Load the descriptor CSV or EXCEL file containing molecular descriptors and bitter/not-bitter labels. Partition descriptors into functionally coherent subgroups (e.g., molecular weight, lipophilicity, topological, pharmacophoric descriptors). For each subgroup, create a modified dataset by setting all descriptors in that subgroup to zero while retaining others unchanged. Run BitterPredict.m on each ablated dataset to generate predictions. Compare ablated predictions against baseline (full-descriptor) predictions molecule-by-molecule, recording which predictions changed. Calculate the per-descriptor-group prediction-change rate as the fraction of molecules whose bitter label changed when that subgroup was zeroed. Compile results into a summary table with descriptor subgroups as rows and metrics (e.g., count of molecules with changed predictions, change rate percentage) as columns.

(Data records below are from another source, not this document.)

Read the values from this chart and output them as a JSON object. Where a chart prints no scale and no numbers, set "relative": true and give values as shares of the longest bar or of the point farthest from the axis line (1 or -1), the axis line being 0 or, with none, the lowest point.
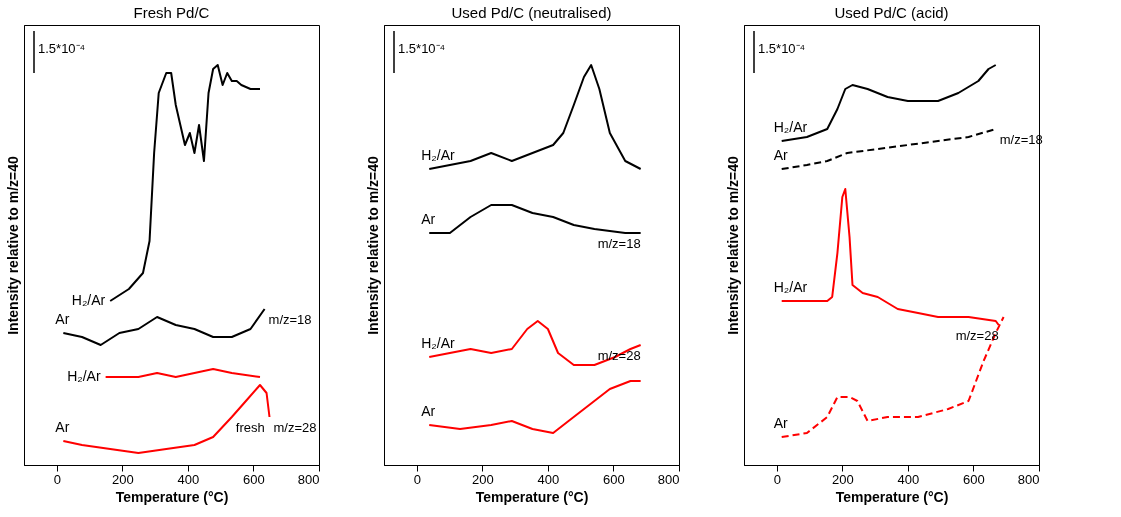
{
  "chart_data": [
    {
      "type": "line",
      "title": "Fresh Pd/C",
      "xlabel": "Temperature (°C)",
      "ylabel": "Intensity relative to m/z=40",
      "relative": true,
      "grid": false,
      "legend": false,
      "tick_labels": "x",
      "xlim": [
        -100,
        800
      ],
      "xticks": [
        0,
        200,
        400,
        600,
        800
      ],
      "annotations": [
        "1.5*10⁻⁴",
        {
          "text": "m/z=18",
          "x": 634,
          "y": 0.39
        },
        {
          "text": "m/z=28",
          "x": 649,
          "y": 0.12
        },
        {
          "text": "fresh",
          "x": 534,
          "y": 0.12
        }
      ],
      "series": [
        {
          "name": "H₂/Ar",
          "color": "#000000",
          "x": [
            163,
            220,
            263,
            283,
            297,
            311,
            334,
            349,
            363,
            377,
            391,
            406,
            420,
            434,
            449,
            463,
            477,
            491,
            506,
            520,
            534,
            549,
            563,
            591,
            620
          ],
          "values": [
            0.41,
            0.44,
            0.48,
            0.56,
            0.78,
            0.93,
            0.98,
            0.98,
            0.9,
            0.85,
            0.8,
            0.83,
            0.78,
            0.85,
            0.76,
            0.93,
            0.99,
            1.0,
            0.95,
            0.98,
            0.96,
            0.96,
            0.95,
            0.94,
            0.94
          ]
        },
        {
          "name": "Ar",
          "color": "#000000",
          "x": [
            20,
            77,
            134,
            191,
            249,
            306,
            363,
            420,
            477,
            534,
            591,
            634
          ],
          "values": [
            0.33,
            0.32,
            0.3,
            0.33,
            0.34,
            0.37,
            0.35,
            0.34,
            0.32,
            0.32,
            0.34,
            0.39
          ]
        },
        {
          "name": "H₂/Ar",
          "color": "#ff0000",
          "x": [
            149,
            249,
            306,
            363,
            420,
            477,
            534,
            620
          ],
          "values": [
            0.22,
            0.22,
            0.23,
            0.22,
            0.23,
            0.24,
            0.23,
            0.22
          ]
        },
        {
          "name": "Ar",
          "color": "#ff0000",
          "x": [
            20,
            77,
            163,
            249,
            334,
            420,
            477,
            534,
            577,
            620,
            640,
            649
          ],
          "values": [
            0.06,
            0.05,
            0.04,
            0.03,
            0.04,
            0.05,
            0.07,
            0.12,
            0.16,
            0.2,
            0.18,
            0.12
          ]
        }
      ]
    },
    {
      "type": "line",
      "title": "Used Pd/C (neutralised)",
      "xlabel": "Temperature (°C)",
      "ylabel": "Intensity relative to m/z=40",
      "relative": true,
      "grid": false,
      "legend": false,
      "tick_labels": "x",
      "xlim": [
        -100,
        800
      ],
      "xticks": [
        0,
        200,
        400,
        600,
        800
      ],
      "annotations": [
        "1.5*10⁻⁴",
        {
          "text": "m/z=18",
          "x": 683,
          "y": 0.58
        },
        {
          "text": "m/z=28",
          "x": 683,
          "y": 0.3
        }
      ],
      "series": [
        {
          "name": "H₂/Ar",
          "color": "#000000",
          "x": [
            38,
            101,
            164,
            227,
            290,
            353,
            416,
            447,
            479,
            510,
            532,
            557,
            589,
            636,
            683
          ],
          "values": [
            0.74,
            0.75,
            0.76,
            0.78,
            0.76,
            0.78,
            0.8,
            0.83,
            0.9,
            0.97,
            1.0,
            0.94,
            0.83,
            0.76,
            0.74
          ]
        },
        {
          "name": "Ar",
          "color": "#000000",
          "x": [
            38,
            101,
            164,
            227,
            290,
            353,
            416,
            479,
            542,
            636,
            683
          ],
          "values": [
            0.58,
            0.58,
            0.62,
            0.65,
            0.65,
            0.63,
            0.62,
            0.6,
            0.59,
            0.58,
            0.58
          ]
        },
        {
          "name": "H₂/Ar",
          "color": "#ff0000",
          "x": [
            38,
            101,
            164,
            227,
            290,
            337,
            369,
            400,
            431,
            479,
            542,
            605,
            652,
            683
          ],
          "values": [
            0.27,
            0.28,
            0.29,
            0.28,
            0.29,
            0.34,
            0.36,
            0.34,
            0.28,
            0.25,
            0.25,
            0.27,
            0.29,
            0.3
          ]
        },
        {
          "name": "Ar",
          "color": "#ff0000",
          "x": [
            38,
            132,
            227,
            290,
            353,
            416,
            463,
            526,
            589,
            652,
            683
          ],
          "values": [
            0.1,
            0.09,
            0.1,
            0.11,
            0.09,
            0.08,
            0.11,
            0.15,
            0.19,
            0.21,
            0.21
          ]
        }
      ]
    },
    {
      "type": "line",
      "title": "Used Pd/C (acid)",
      "xlabel": "Temperature (°C)",
      "ylabel": "Intensity relative to m/z=40",
      "relative": true,
      "grid": false,
      "legend": false,
      "tick_labels": "x",
      "xlim": [
        -100,
        800
      ],
      "xticks": [
        0,
        200,
        400,
        600,
        800
      ],
      "annotations": [
        "1.5*10⁻⁴",
        {
          "text": "m/z=18",
          "x": 668,
          "y": 0.84
        },
        {
          "text": "m/z=28",
          "x": 677,
          "y": 0.35
        }
      ],
      "series": [
        {
          "name": "H₂/Ar",
          "color": "#000000",
          "x": [
            15,
            92,
            154,
            185,
            209,
            231,
            277,
            338,
            400,
            492,
            554,
            615,
            646,
            668
          ],
          "values": [
            0.81,
            0.82,
            0.84,
            0.89,
            0.94,
            0.95,
            0.94,
            0.92,
            0.91,
            0.91,
            0.93,
            0.96,
            0.99,
            1.0
          ]
        },
        {
          "name": "Ar",
          "color": "#000000",
          "line_style": "dashed",
          "x": [
            15,
            92,
            154,
            215,
            308,
            400,
            492,
            585,
            668
          ],
          "values": [
            0.74,
            0.75,
            0.76,
            0.78,
            0.79,
            0.8,
            0.81,
            0.82,
            0.84
          ]
        },
        {
          "name": "H₂/Ar",
          "color": "#ff0000",
          "x": [
            15,
            92,
            154,
            169,
            185,
            200,
            209,
            222,
            231,
            262,
            308,
            369,
            431,
            492,
            585,
            668,
            677
          ],
          "values": [
            0.41,
            0.41,
            0.41,
            0.42,
            0.53,
            0.67,
            0.69,
            0.57,
            0.45,
            0.43,
            0.42,
            0.39,
            0.38,
            0.37,
            0.37,
            0.36,
            0.35
          ]
        },
        {
          "name": "Ar",
          "color": "#ff0000",
          "line_style": "dashed",
          "x": [
            15,
            92,
            154,
            185,
            222,
            246,
            277,
            338,
            431,
            523,
            585,
            631,
            668,
            692
          ],
          "values": [
            0.07,
            0.08,
            0.12,
            0.17,
            0.17,
            0.16,
            0.11,
            0.12,
            0.12,
            0.14,
            0.16,
            0.26,
            0.33,
            0.37
          ]
        }
      ]
    }
  ]
}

Subgroups with high change rates indicate greater predictive importance.

## Related tools

- **BitterPredict.m** (Executes batch predictions on descriptor-ablated datasets and returns bitter/not-bitter classifications for each molecule) — https://github.com/Niv-Lab/BitterPredict1

## Examples

```
% Load descriptor CSV, define descriptor_subgroups = {'MW', 'Lipophilicity', 'Topological', 'Pharmacophoric'}; for each subgroup, create modified_data by setting subgroup descriptors to zero, run BitterPredict(modified_data), compare predictions to baseline, record change rates, compile summary table.
```

## Evaluation signals

- All ablated datasets contain the same number of molecules as the original input, with only descriptor subgroup values modified
- Prediction change rates are monotonic and reasonable (e.g., removing a highly important descriptor causes >50% changes; removing a minor descriptor causes <5% changes)
- Summary table is complete with no missing values for any descriptor subgroup row
- The sum of molecules with changed predictions for all subgroups does not exceed the total number of molecules (accounting for overlaps)
- Baseline predictions (full descriptor set) match the original BitterPredict.m output on the unmodified input file

## Limitations

- Zeroing descriptor subgroups may produce out-of-distribution or chemically implausible descriptor combinations that the classifier did not encounter during training, potentially biasing importance estimates
- Descriptor importance is measured only by prediction change frequency, not by magnitude of confidence shift or consistency across chemical scaffolds
- The method assumes descriptor subgroups are independent; if descriptors within subgroups are highly correlated with descriptors in other subgroups, ablation may conflate their contributions

## Evidence

- [other] descriptor-ablation-workflow: "For each descriptor subgroup, create a modified dataset where all descriptors in that subgroup are set to zero while retaining other descriptors unchanged."
- [readme] bitterpredict-input-format: "BitterPredict.m gets as input CSV or EXCEL files with required descriptors of molecules, and calucautes a predictions if each molecule is bitter or not."
- [other] prediction-change-metric: "Calculate the per-descriptor-group prediction-change rate as the fraction of molecules whose prediction changed when that subgroup was zeroed."
- [other] descriptor-subgrouping-rationale: "Organize descriptors into functionally coherent subgroups (e.g., molecular weight descriptors, lipophilicity descriptors, topological descriptors, pharmacophoric descriptors)."
- [other] summary-table-output: "Compile results into a summary table with descriptor subgroups as rows and metrics (e.g., number of molecules with changed predictions, change rate percentage) as columns."